HR BioPetroleum, founded in 2004, is already doing feasibility work on algae cultivation ponds leased from Hawaii’s Mera Pharmaceuticals, which has ponds up and running at the Natural Energy lab.

Mera, a marine biotechnology company developing nutraceuticals and medicines derived from microalgae, is a minority shareholder in HR BioPetroleum

Take a look at HR BioPetroleum’s team making plans in Kona >>

Shell’s investment in algae comes as the company divests some other green ventures, selling off its stakes in solar photovoltaics.

Calcutta, India’s Environ Energy-Tech Service recently grabbed Shell’s solar PV businesses in India and Sri Lanka for an undisclosed sum. Last year, Shell sold the bulk of its PV business to Germany’s Solarworld, announcing that it planned to focus on copper indium diselenide thin-film technology.

The company is still going strong in biofuels, selling over over 3.5 billion liters of biofuels made from food crops in 2006, mainly in the U.S. and Brazil.

Boosting its presence in biofuels made from non-food feedstocks, or next-generation biofuels, started five years ago at Shell, when it invested in Ottawa, Ontario’s Iogen to develop processing technology that could enable ethanol to be made from straw using enzymes.

In 2005, Shell also invested in Choren Industries in Germany to create a demonstration-scale biomass to liquids plant. That facility is expected to produce 18 million liters annually when it opens in mid-2008.

And just last month, Shell announced plans to take a stake in Redwood City, Calif.’s Codexis. Shell said it would work with the biotechnology company to develop enzymes that could be used to manufacture biofuels (see Shell, Codexis in biofuels agreement).

“We are exploring various opportunities in second generation biofuels,” said Gorodilina.

Shell is just the latest company to jump on the algae bandwagon, a feedstock that many consider promising, but not quite ready for commercial scale production.

Earlier this year, San Francisco algae production startup Solazyme made a deal to sell its oil to Seattle, Wash.-based Imperium Renewables, which opened a 100 million gallon per year biodiesel plant in Grays Harbor, Wash., in August (see Solazyme to supply algae oil to Imperium).

And Shell isn’t the only oil giant looking at the slimy stuff.
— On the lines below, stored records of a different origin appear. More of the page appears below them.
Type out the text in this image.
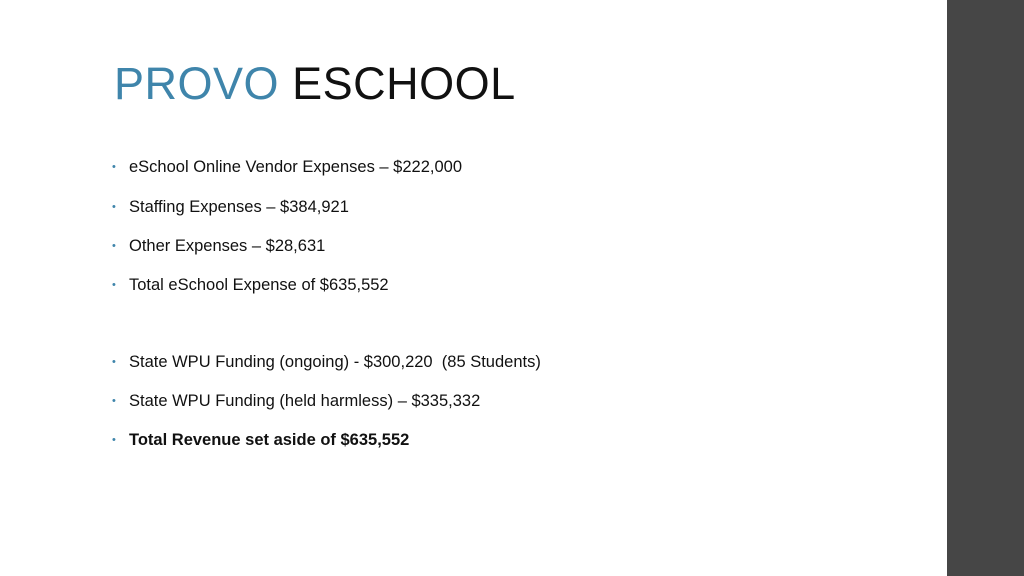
PROVO ESCHOOL
• eSchool Online Vendor Expenses – $222,000
• Staffing Expenses – $384,921
• Other Expenses – $28,631
• Total eSchool Expense of $635,552
• State WPU Funding (ongoing) - $300,220  (85 Students)
• State WPU Funding (held harmless) – $335,332
• Total Revenue set aside of $635,552
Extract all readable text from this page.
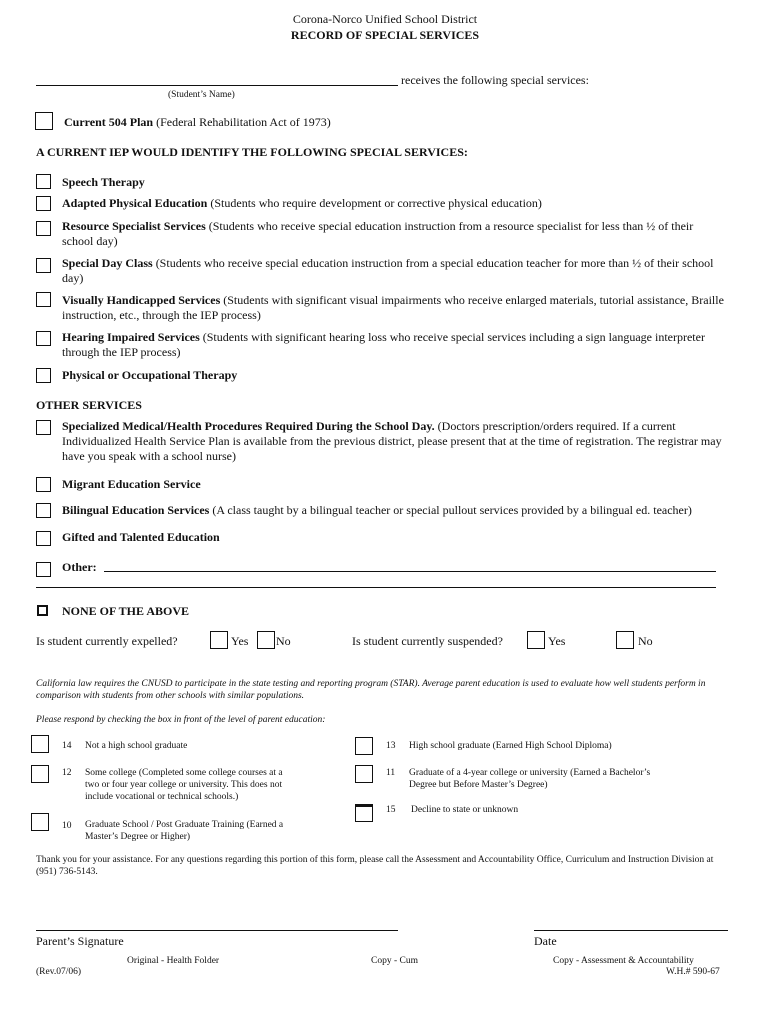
Corona-Norco Unified School District
RECORD OF SPECIAL SERVICES
receives the following special services:
(Student’s Name)
Current 504 Plan (Federal Rehabilitation Act of 1973)
A CURRENT IEP WOULD IDENTIFY THE FOLLOWING SPECIAL SERVICES:
Speech Therapy
Adapted Physical Education (Students who require development or corrective physical education)
Resource Specialist Services (Students who receive special education instruction from a resource specialist for less than ½ of their school day)
Special Day Class (Students who receive special education instruction from a special education teacher for more than ½ of their school day)
Visually Handicapped Services (Students with significant visual impairments who receive enlarged materials, tutorial assistance, Braille instruction, etc., through the IEP process)
Hearing Impaired Services (Students with significant hearing loss who receive special services including a sign language interpreter through the IEP process)
Physical or Occupational Therapy
OTHER SERVICES
Specialized Medical/Health Procedures Required During the School Day. (Doctors prescription/orders required. If a current Individualized Health Service Plan is available from the previous district, please present that at the time of registration. The registrar may have you speak with a school nurse)
Migrant Education Service
Bilingual Education Services (A class taught by a bilingual teacher or special pullout services provided by a bilingual ed. teacher)
Gifted and Talented Education
Other:
NONE OF THE ABOVE
Is student currently expelled?	Yes No	Is student currently suspended?	Yes	No
California law requires the CNUSD to participate in the state testing and reporting program (STAR). Average parent education is used to evaluate how well students perform in comparison with students from other schools with similar populations.
Please respond by checking the box in front of the level of parent education:
14 Not a high school graduate
12 Some college (Completed some college courses at a two or four year college or university. This does not include vocational or technical schools.)
10 Graduate School / Post Graduate Training (Earned a Master’s Degree or Higher)
13 High school graduate (Earned High School Diploma)
11 Graduate of a 4-year college or university (Earned a Bachelor’s Degree but Before Master’s Degree)
15 Decline to state or unknown
Thank you for your assistance. For any questions regarding this portion of this form, please call the Assessment and Accountability Office, Curriculum and Instruction Division at (951) 736-5143.
Parent’s Signature	Date
Original - Health Folder	Copy - Cum	Copy - Assessment & Accountability
(Rev.07/06)	W.H.# 590-67
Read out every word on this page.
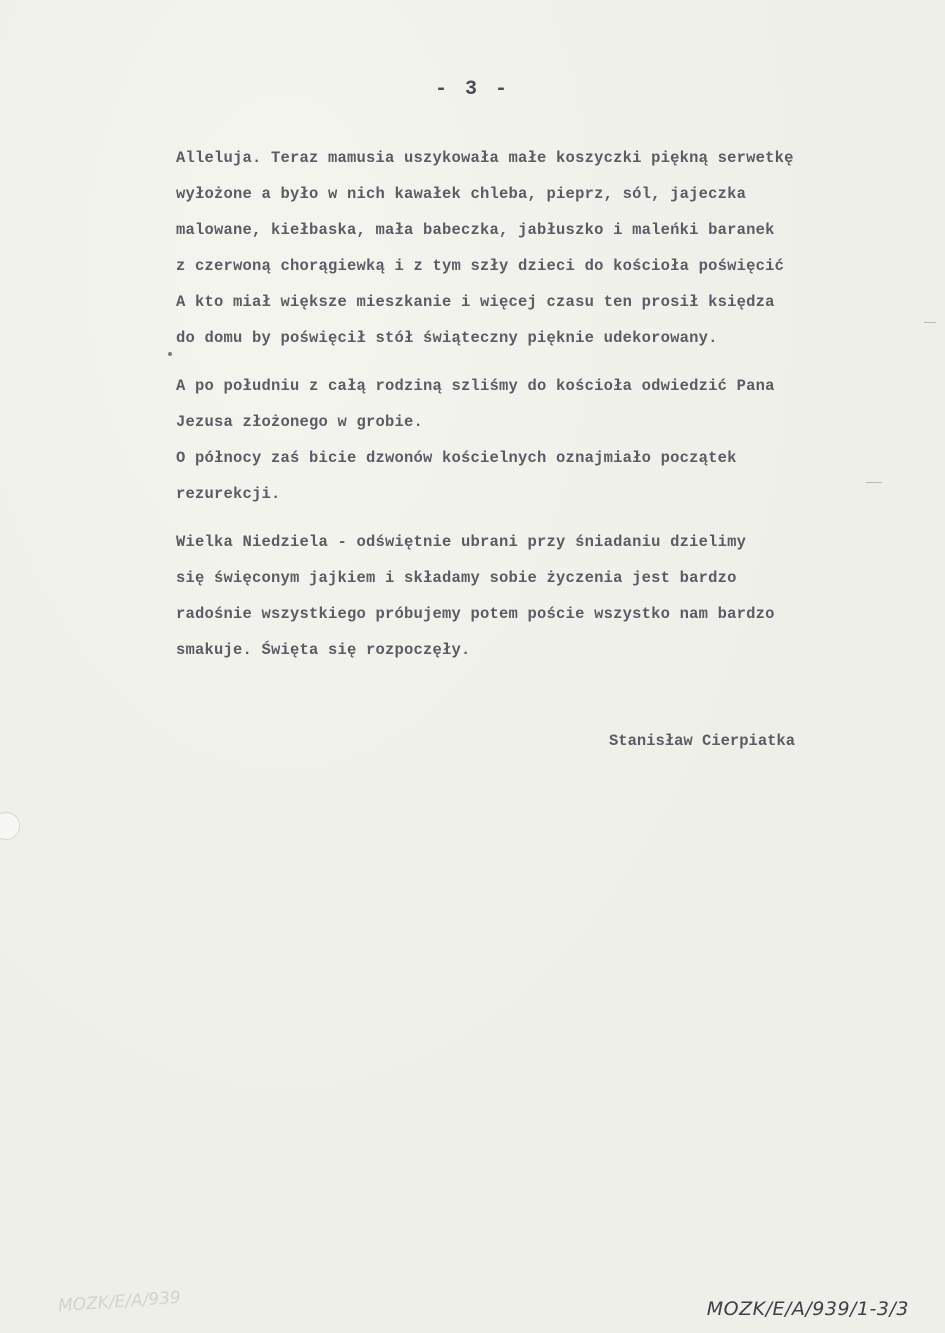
- 3 -
Alleluja. Teraz mamusia uszykowała małe koszyczki piękną serwetkę
wyłożone a było w nich kawałek chleba, pieprz, sól, jajeczka
malowane, kiełbaska, mała babeczka, jabłuszko i maleńki baranek
z czerwoną chorągiewką i z tym szły dzieci do kościoła poświęcić
A kto miał większe mieszkanie i więcej czasu ten prosił księdza
do domu by poświęcił stół świąteczny pięknie udekorowany.
A po południu z całą rodziną szliśmy do kościoła odwiedzić Pana
Jezusa złożonego w grobie.
O północy zaś bicie dzwonów kościelnych oznajmiało początek
rezurekcji.
Wielka Niedziela - odświętnie ubrani przy śniadaniu dzielimy
się święconym jajkiem i składamy sobie życzenia jest bardzo
radośnie wszystkiego próbujemy potem poście wszystko nam bardzo
smakuje. Święta się rozpoczęły.
Stanisław Cierpiatka
MOZK/E/A/939	MOZK/E/A/939/1-3/3
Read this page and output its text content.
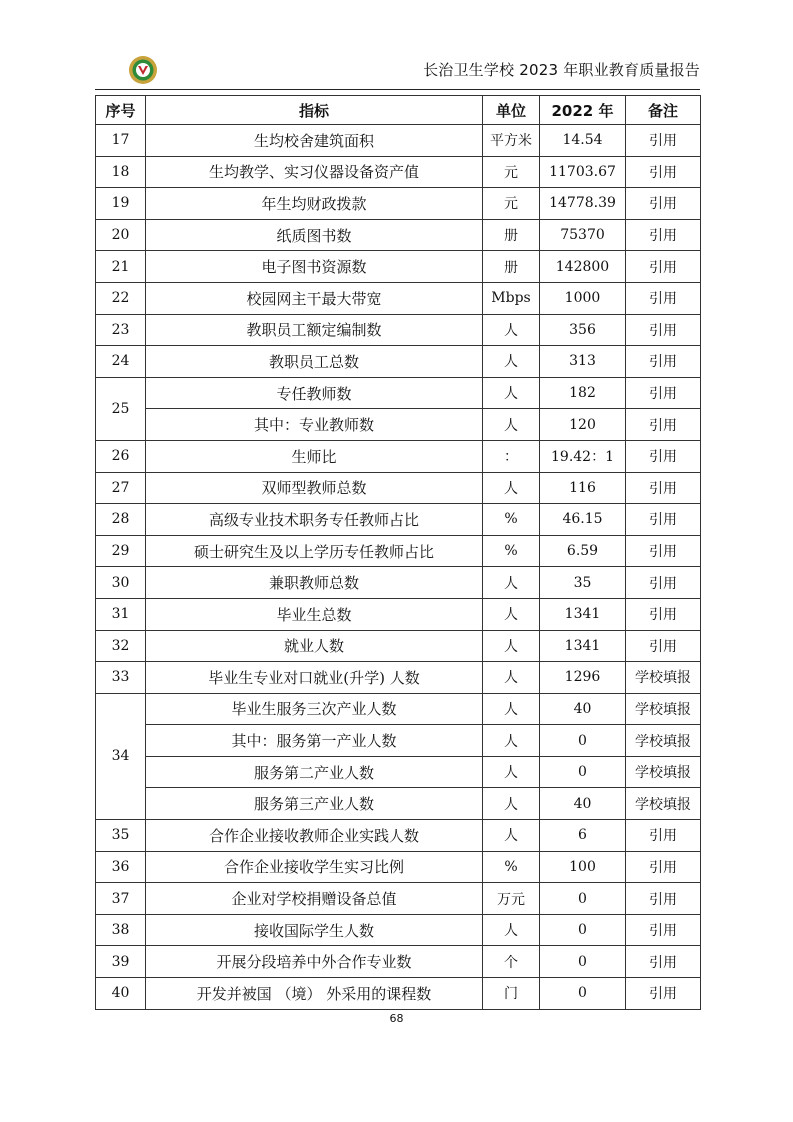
长治卫生学校 2023 年职业教育质量报告
序号	指标	单位	2022 年	备注
17	生均校舍建筑面积	平方米	14.54	引用
18	生均教学、实习仪器设备资产值	元	11703.67	引用
19	年生均财政拨款	元	14778.39	引用
20	纸质图书数	册	75370	引用
21	电子图书资源数	册	142800	引用
22	校园网主干最大带宽	Mbps	1000	引用
23	教职员工额定编制数	人	356	引用
24	教职员工总数	人	313	引用
25	专任教师数	人	182	引用
	其中：专业教师数	人	120	引用
26	生师比	：	19.42：1	引用
27	双师型教师总数	人	116	引用
28	高级专业技术职务专任教师占比	%	46.15	引用
29	硕士研究生及以上学历专任教师占比	%	6.59	引用
30	兼职教师总数	人	35	引用
31	毕业生总数	人	1341	引用
32	就业人数	人	1341	引用
33	毕业生专业对口就业(升学) 人数	人	1296	学校填报
34	毕业生服务三次产业人数	人	40	学校填报
	其中：服务第一产业人数	人	0	学校填报
	服务第二产业人数	人	0	学校填报
	服务第三产业人数	人	40	学校填报
35	合作企业接收教师企业实践人数	人	6	引用
36	合作企业接收学生实习比例	%	100	引用
37	企业对学校捐赠设备总值	万元	0	引用
38	接收国际学生人数	人	0	引用
39	开展分段培养中外合作专业数	个	0	引用
40	开发并被国 （境） 外采用的课程数	门	0	引用
68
Last month, San Ramon, Calif.-based Chevron (NYSE: CVX) signed an agreement to work with the U.S. Department of Energy’s National Renewable Energy Laboratory to produce transportation fuels using algae (see Chevron, NREL team up on algae biofuel).

Chevron said it would collaborate with NREL scientists to identify and develop algae strains that can be economically harvested and processed into finished transportation fuels such as jet fuel.

Shell said its new algae facility would grow only non-modified, marine microalgae species in open-air ponds, using algae strains that are indigenous to Hawaii or approved by the Hawaii Department of Agriculture.

The company said an academic research program will support the project, screening natural microalgae species to determine which ones produce the highest yields and the most vegetable oil. Scientists from the University of Hawaii, the University of Southern Mississippi, and Dalhousie University in Halifax, Nova Scotia, are participating in the venture.

Shell said once the algae are harvested, the vegetable oil will be extracted, with the facility’s small production volumes to be used for testing.